Without intervention, this is only the beginning of a downward spiral. The KFF survey showed more than half of practicing OB-GYNs reported worrying that the increasingly daunting legal landscape will attract fewer future providers. Had she known the challenges she’d face in trying to provide care, Zahedi-Spung says, “I don’t know that I would have gone to medical school.”
Short of reversing Dobbs, advocates say, some options remain. Maternal health issues could be eased by expanding Medicaid in the states that have not done so, such as Alabama and Texas, to enable more people to access birth control and health care before getting pregnant. Additionally, Dantas says, the federal government should consider increasing clinician reimbursements for Medicaid, which finances about four in 10 childbirths in the US, but often at rates that cover less than half of what it costs to care for birthing patients.

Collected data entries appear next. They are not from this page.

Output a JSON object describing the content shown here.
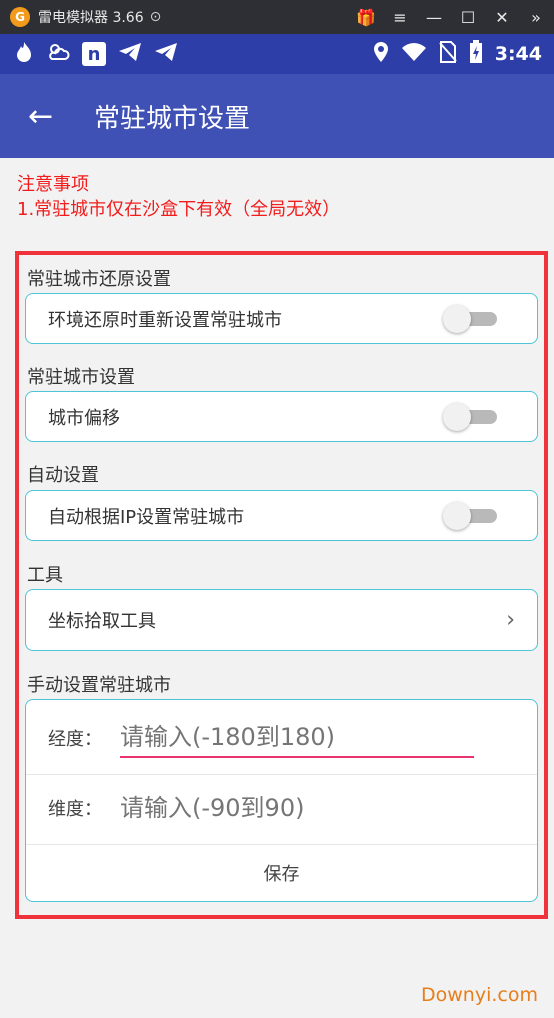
{
  "emulator": {
    "logo_glyph": "G",
    "title": "雷电模拟器 3.66",
    "gamepad_glyph": "⊙",
    "controls": [
      "🎁",
      "≡",
      "—",
      "☐",
      "✕",
      "»"
    ]
  },
  "status_bar": {
    "time": "3:44",
    "left_icons": [
      "flame-icon",
      "cloud-sun-icon",
      "n-icon",
      "telegram-icon",
      "telegram-icon"
    ],
    "right_icons": [
      "location-icon",
      "wifi-icon",
      "no-sim-icon",
      "battery-charging-icon"
    ]
  },
  "app_bar": {
    "back_glyph": "←",
    "title": "常驻城市设置"
  },
  "notice": {
    "title": "注意事项",
    "line1": "1.常驻城市仅在沙盒下有效（全局无效）"
  },
  "sections": {
    "restore": {
      "label": "常驻城市还原设置",
      "item": "环境还原时重新设置常驻城市",
      "enabled": false
    },
    "city": {
      "label": "常驻城市设置",
      "item": "城市偏移",
      "enabled": false
    },
    "auto": {
      "label": "自动设置",
      "item": "自动根据IP设置常驻城市",
      "enabled": false
    },
    "tools": {
      "label": "工具",
      "item": "坐标拾取工具",
      "chevron": "›"
    },
    "manual": {
      "label": "手动设置常驻城市",
      "longitude_label": "经度：",
      "longitude_placeholder": "请输入(-180到180)",
      "latitude_label": "维度：",
      "latitude_placeholder": "请输入(-90到90)",
      "save_label": "保存"
    }
  },
  "watermark": "Downyi.com",
  "colors": {
    "app_bar": "#3f51b5",
    "status_bar": "#2d3ea8",
    "notice_text": "#f21c1c",
    "frame": "#f0333a",
    "card_border": "#4fc3d7",
    "input_focus": "#e8336c",
    "watermark": "#e67e1b"
  }
}
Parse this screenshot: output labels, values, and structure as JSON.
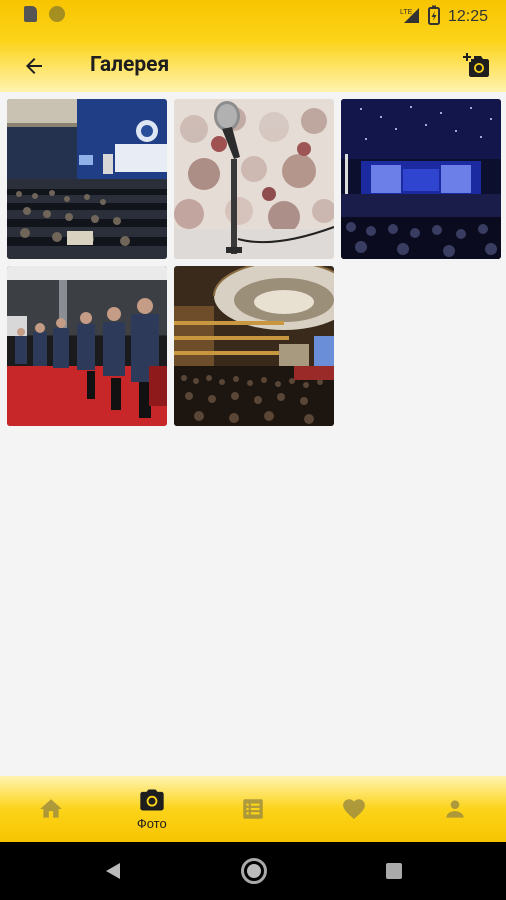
{
  "status_bar": {
    "time": "12:25",
    "network": "LTE"
  },
  "app_bar": {
    "title": "Галерея",
    "back_icon": "arrow-back-icon",
    "action_icon": "add-photo-icon"
  },
  "gallery": {
    "photos": [
      {
        "subject": "conference-hall-seated-audience"
      },
      {
        "subject": "microphone-closeup"
      },
      {
        "subject": "stage-blue-lights-audience"
      },
      {
        "subject": "audience-red-carpet-rows"
      },
      {
        "subject": "grand-auditorium-ceiling"
      }
    ]
  },
  "bottom_nav": {
    "items": [
      {
        "icon": "home-icon",
        "label": "",
        "active": false
      },
      {
        "icon": "camera-icon",
        "label": "Фото",
        "active": true
      },
      {
        "icon": "list-icon",
        "label": "",
        "active": false
      },
      {
        "icon": "heart-icon",
        "label": "",
        "active": false
      },
      {
        "icon": "person-icon",
        "label": "",
        "active": false
      }
    ]
  },
  "colors": {
    "accent": "#FCD41A",
    "inactive_icon": "#9a8a40",
    "active_icon": "#1e1e1e"
  }
}
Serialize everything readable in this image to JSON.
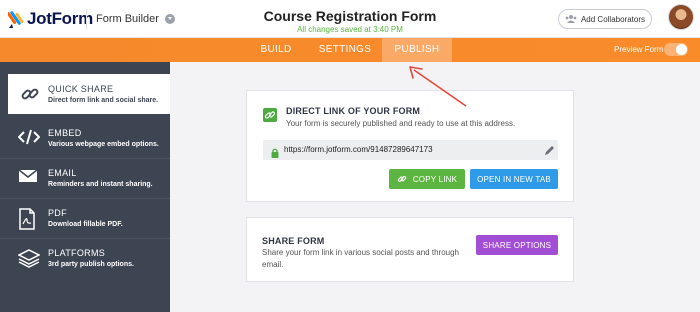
{
  "header": {
    "logo_text": "JotForm",
    "builder_label": "Form Builder",
    "form_title": "Course Registration Form",
    "save_status": "All changes saved at 3:40 PM",
    "collaborators_label": "Add Collaborators"
  },
  "nav": {
    "tabs": [
      {
        "label": "BUILD",
        "active": false
      },
      {
        "label": "SETTINGS",
        "active": false
      },
      {
        "label": "PUBLISH",
        "active": true
      }
    ],
    "preview_label": "Preview Form"
  },
  "sidebar": {
    "items": [
      {
        "title": "QUICK SHARE",
        "desc": "Direct form link and social share.",
        "icon": "link-icon",
        "active": true
      },
      {
        "title": "EMBED",
        "desc": "Various webpage embed options.",
        "icon": "code-icon",
        "active": false
      },
      {
        "title": "EMAIL",
        "desc": "Reminders and instant sharing.",
        "icon": "envelope-icon",
        "active": false
      },
      {
        "title": "PDF",
        "desc": "Download fillable PDF.",
        "icon": "pdf-icon",
        "active": false
      },
      {
        "title": "PLATFORMS",
        "desc": "3rd party publish options.",
        "icon": "layers-icon",
        "active": false
      }
    ]
  },
  "direct_link": {
    "title": "DIRECT LINK OF YOUR FORM",
    "desc": "Your form is securely published and ready to use at this address.",
    "url": "https://form.jotform.com/91487289647173",
    "copy_label": "COPY LINK",
    "open_label": "OPEN IN NEW TAB"
  },
  "share_form": {
    "title": "SHARE FORM",
    "desc": "Share your form link in various social posts and through email.",
    "button_label": "SHARE OPTIONS"
  },
  "colors": {
    "accent_orange": "#f98b2b",
    "sidebar_bg": "#3e4552",
    "copy_green": "#5cb540",
    "open_blue": "#2f9be8",
    "share_purple": "#a24ed4",
    "status_green": "#58b540",
    "annotation_red": "#e8473c"
  }
}
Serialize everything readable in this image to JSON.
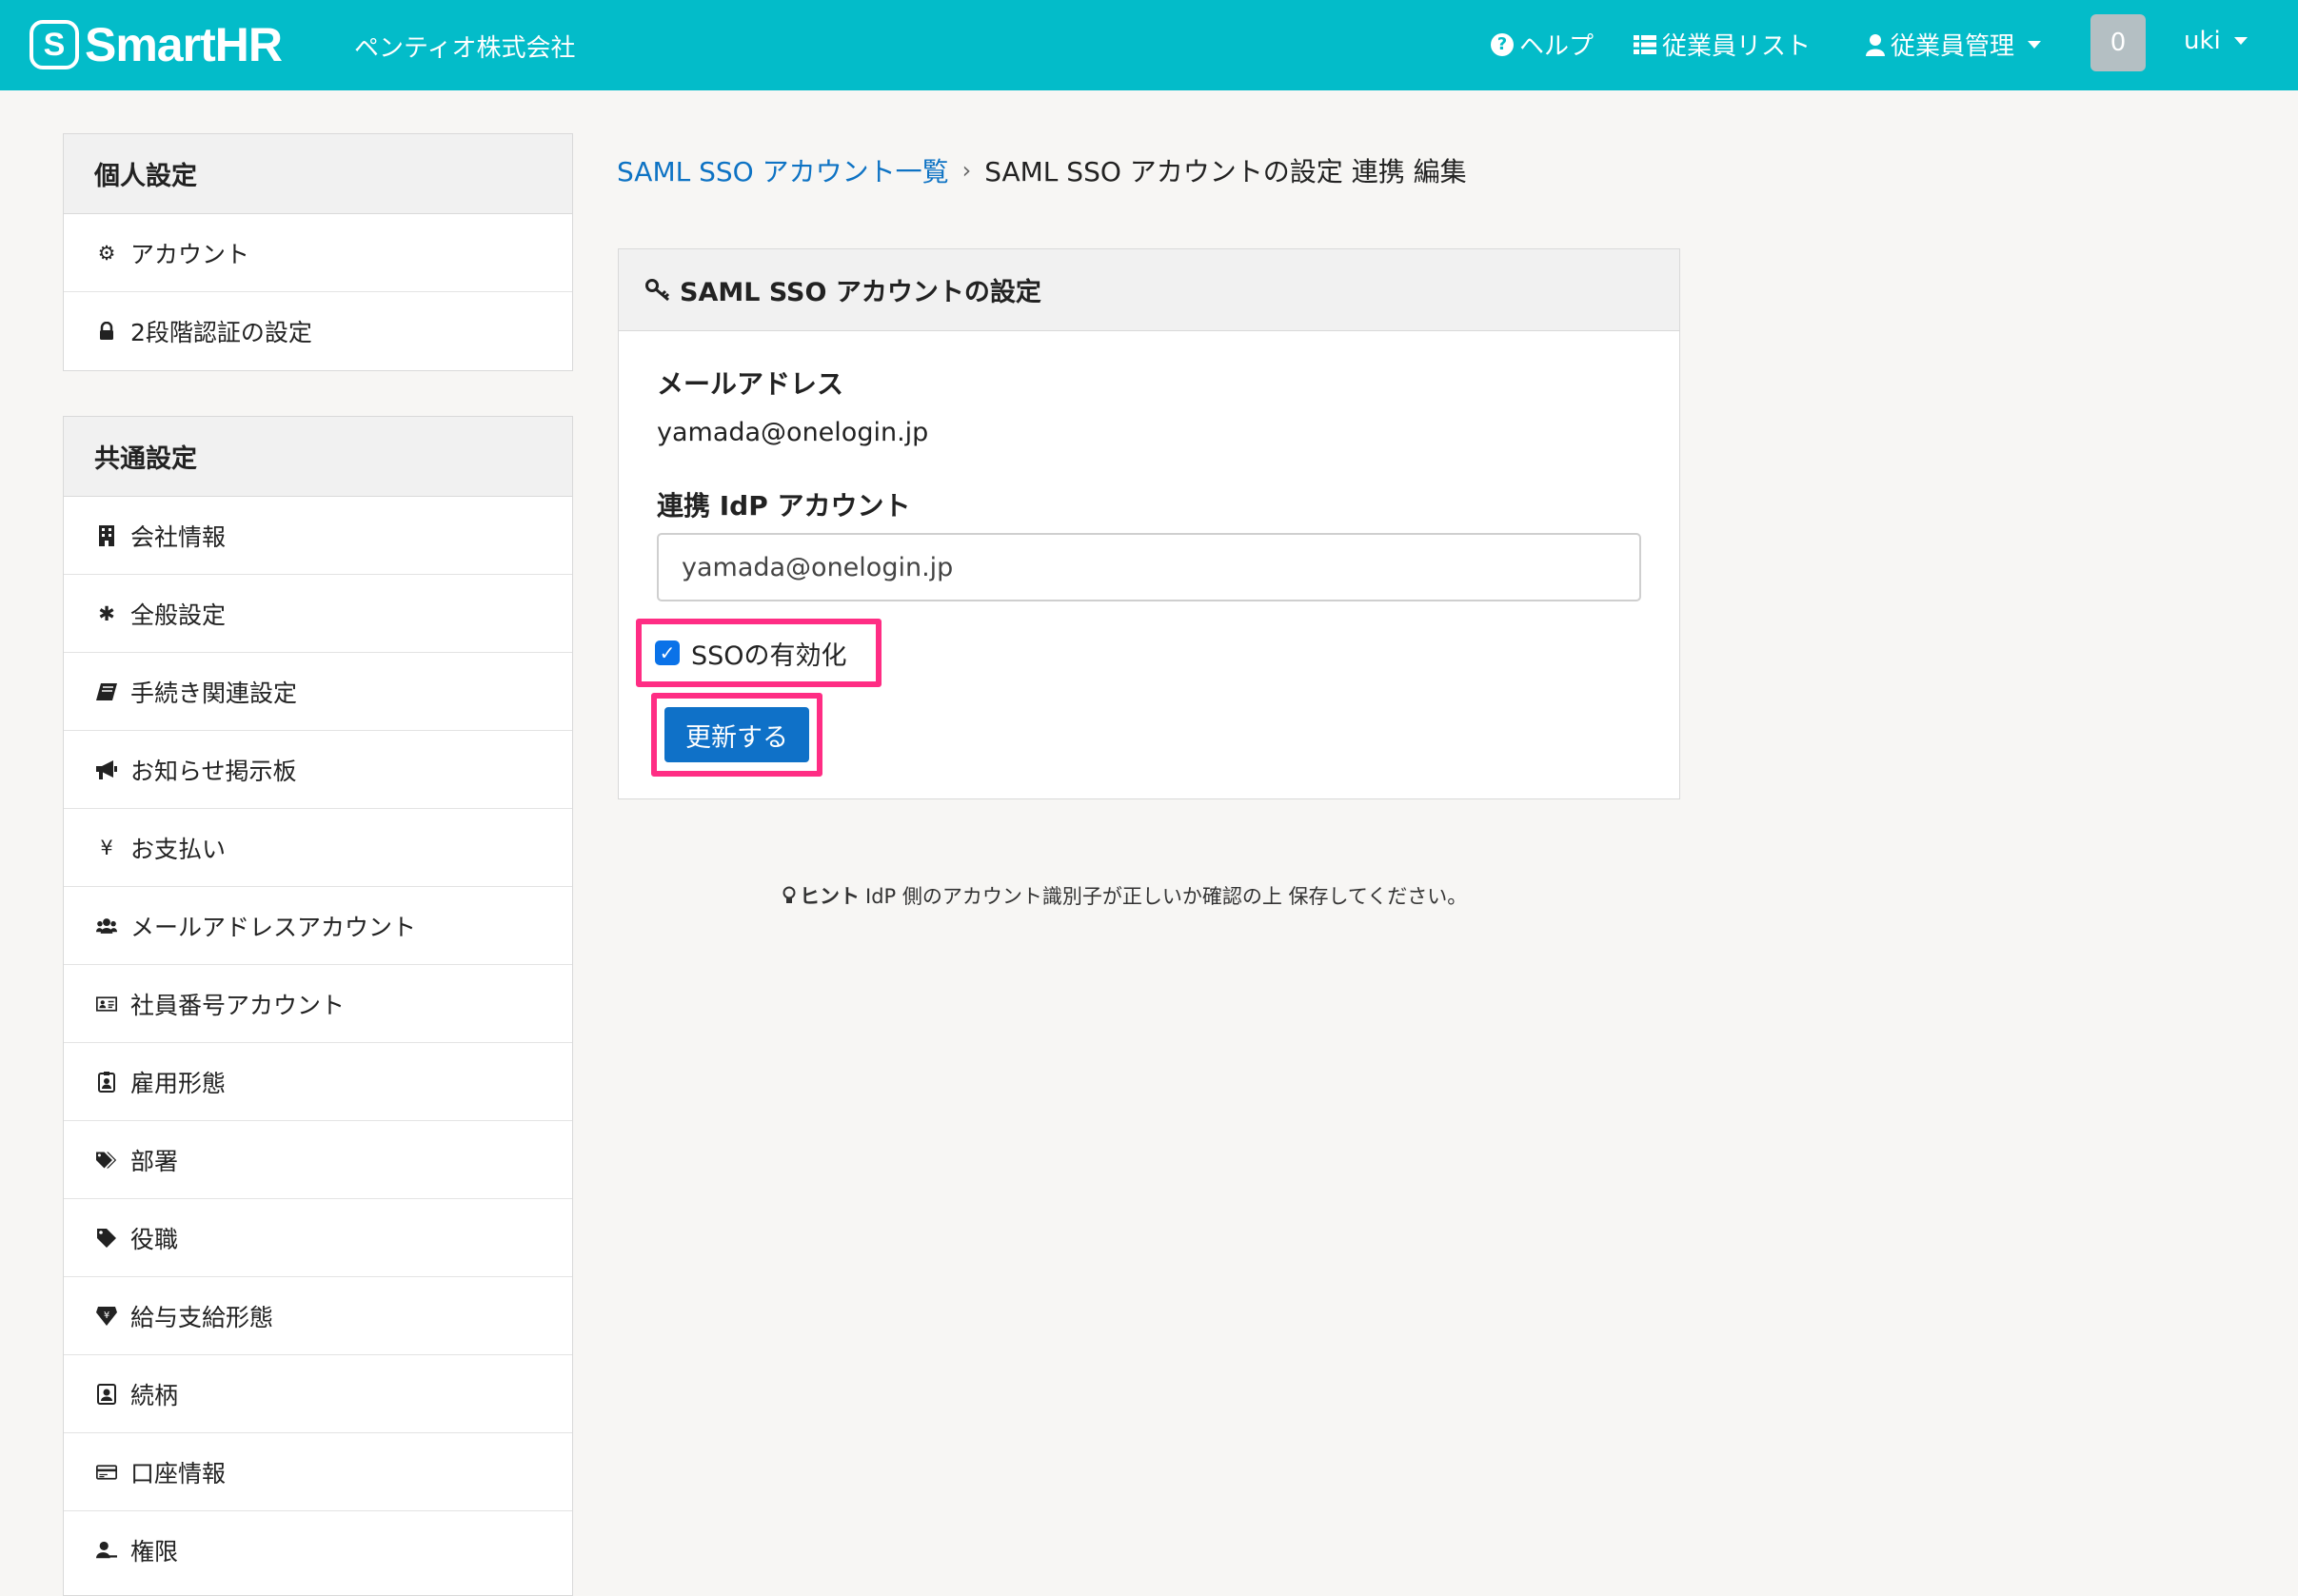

When clinics can’t cover their overhead, they can’t hire sufficient staff, says Dantas. Or, they shut down.
But policymakers want more than anecdotes about poor outcomes before making funding decisions that could improve them. They want data, Dantas says. While tracking maternal outcomes is vital work, the state boards that compile such figures are largely made up of local volunteer clinicians who now bear more responsibility than ever at their day jobs.
“You want to ask those 12 doctors who are seeing all of the patients for the entire state, and navigating an abortion ban, to—on their free time—get together, and view all the deaths in the state?” says Zahedi-Spung. “That’s just not a tenable situation.”
Today, a little over a year after she moved to Colorado, Zahedi-Spung is still haunted by the life and the hundreds of would-be patients she was forced to leave behind. “It was one of the hardest decisions I’ve ever made,” she tells Mother Jones. “I will probably be working through the grief and guilt of it for the rest of my life.”